Friday 6 March 2009

UK banking sector - 5.3 times GDP

The UK banking system is a wonder to behold. It is a veritable monster. However, it is also a stricken giant, stumbling around; and if it falls, it threatens to destroy the UK economy.

As of December 2008, total assets of UK deposit taking banks was ₤7.4 trillion - which is about 5.3 times UK annual output. That is a consolidated number; which nets out interbank lending. So, there is no double counting hidden in that grotesquely large total.

It wasn't always this way. We once had a much more modest banking system. Back in 1991, UK banks had assets totalling ₤1.2 trillion. In the intervening 18 years, the sector has grown by 501 percent. It has averaged a growth rate of almost 2.5 percent a quarter, which is around 10 percent a year.

This unprecedented and dangerous rate of growth was fueled by bad lending on a massive scale. There was little effective credit control or appraisal. Behind that 7.3 trillion number, there is a mountain of bad debts. This is why the UK government was forced to take over RBS, offer ₤500 billion of government guarantees, and is now on the verge of nationalizing Lloyds. The government is trying to hold the giant up, but its legs keep buckling.

9 comments:

AntiCitizenOne said...

trillion not billion.

Alice Cook said...

AntiCitizen one,

That was quick. I had only just posted it and I was still proof-reading. Nevertheless, I appreciate the vigilence. My spelling is poor; and I regularly confuse billions and trillion.

Somehow, I don't think I am the only one with this problem. I suspect that the FSA also have difficulty counting up the zeros.

Thanks again;

alice

Mark Wadsworth said...

This is all the less reason to worry. Let's assume total assets are indeed £7,400 billion and total losses from credit bubble bursting are (worst case guesstimate) £100 billion.

That means that all creditors have to take a 1.35% loss on the chin and the matter is settled.

deepian said...

Mark Wadsworth says:" total losses from credit bubble bursting are (worst case guesstimate) £100 billion"

Is this a joke?
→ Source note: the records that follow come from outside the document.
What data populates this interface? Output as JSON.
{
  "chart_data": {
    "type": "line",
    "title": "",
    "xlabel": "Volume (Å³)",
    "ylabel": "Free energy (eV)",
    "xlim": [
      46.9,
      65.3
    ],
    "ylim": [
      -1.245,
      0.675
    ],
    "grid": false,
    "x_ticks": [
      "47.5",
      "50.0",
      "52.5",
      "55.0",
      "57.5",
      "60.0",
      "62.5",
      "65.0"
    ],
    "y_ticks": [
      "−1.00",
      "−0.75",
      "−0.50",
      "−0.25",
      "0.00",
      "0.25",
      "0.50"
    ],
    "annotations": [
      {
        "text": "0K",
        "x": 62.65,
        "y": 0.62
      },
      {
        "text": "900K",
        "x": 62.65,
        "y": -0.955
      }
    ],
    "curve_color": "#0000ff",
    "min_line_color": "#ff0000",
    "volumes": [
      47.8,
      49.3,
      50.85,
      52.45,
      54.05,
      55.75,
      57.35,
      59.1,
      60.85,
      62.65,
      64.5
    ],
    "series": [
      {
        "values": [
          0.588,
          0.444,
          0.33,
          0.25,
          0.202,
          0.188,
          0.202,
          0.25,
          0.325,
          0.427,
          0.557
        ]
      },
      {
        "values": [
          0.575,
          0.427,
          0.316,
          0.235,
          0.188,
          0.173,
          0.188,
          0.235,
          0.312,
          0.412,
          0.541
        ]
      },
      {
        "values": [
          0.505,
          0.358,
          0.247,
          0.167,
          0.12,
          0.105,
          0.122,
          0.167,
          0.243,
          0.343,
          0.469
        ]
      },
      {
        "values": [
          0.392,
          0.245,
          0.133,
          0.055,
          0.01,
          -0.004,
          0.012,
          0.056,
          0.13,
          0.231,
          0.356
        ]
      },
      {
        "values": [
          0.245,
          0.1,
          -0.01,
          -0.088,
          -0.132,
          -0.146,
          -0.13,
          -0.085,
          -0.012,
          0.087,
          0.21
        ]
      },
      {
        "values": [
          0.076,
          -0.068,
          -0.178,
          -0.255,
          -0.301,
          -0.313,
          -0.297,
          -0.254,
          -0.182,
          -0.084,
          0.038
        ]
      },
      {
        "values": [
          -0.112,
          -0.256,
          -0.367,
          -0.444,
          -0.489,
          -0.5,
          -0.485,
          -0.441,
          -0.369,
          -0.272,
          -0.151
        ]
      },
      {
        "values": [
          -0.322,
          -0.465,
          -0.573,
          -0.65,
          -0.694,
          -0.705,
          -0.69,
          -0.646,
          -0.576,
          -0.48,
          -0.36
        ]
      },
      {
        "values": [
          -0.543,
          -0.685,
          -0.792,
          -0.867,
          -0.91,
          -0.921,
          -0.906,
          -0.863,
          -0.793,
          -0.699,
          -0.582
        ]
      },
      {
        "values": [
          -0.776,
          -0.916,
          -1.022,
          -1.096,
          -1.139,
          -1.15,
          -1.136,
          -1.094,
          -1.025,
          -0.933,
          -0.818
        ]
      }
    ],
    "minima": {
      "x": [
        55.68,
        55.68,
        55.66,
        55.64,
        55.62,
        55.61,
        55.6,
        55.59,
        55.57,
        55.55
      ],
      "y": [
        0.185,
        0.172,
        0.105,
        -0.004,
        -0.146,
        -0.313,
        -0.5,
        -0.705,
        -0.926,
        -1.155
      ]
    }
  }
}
Total losses will be well into the trillions, and are already being covered up substantially by fraudulent accounting, with the blessing of the fraudulent governments.

The banks are much bigger than the national economy, and the attempts to prop up the banks will wreck us economically and politically. Get ready for it.

Anonymous said...

This is some hold up! £ 1.2 trillion.
The Special liquidity scheme, the asset protection scheme, the credit guarantee scheme, the asset purchase facility, the working capital scheme, the bank recapitalisation scheme - now £100 billion alone. Total cost so far - £1.2 trillion over 80% of GDP but around 15% of bank assets.

No wonder the legs are still buckling!
JKA

Mark Wadsworth said...

Deepian, I was talking specifically about UK losses.

Anonymous said...

Perhaps my punt in Kiwi dollars isn't daft; NZ doesn't have a bank system to rescue - its banking is all provided by Australian companies.

Anonymous said...

Dearieme,
new Zealand's housing bubble was the most extreme in the world! 4 standard deviations above the mean, I believe. The NZ dollar is toast, there is no safety in paper, only in gold.

Mark Wadsworth said...

Re NZ dollars, I stated on my 'blog exactly when I coverted Australian dollars back to GBP on the assumption that GBP was oversold (just before New Year) and lo and behold, I was right, Australian dollar is down about ten per cent since then against GBP.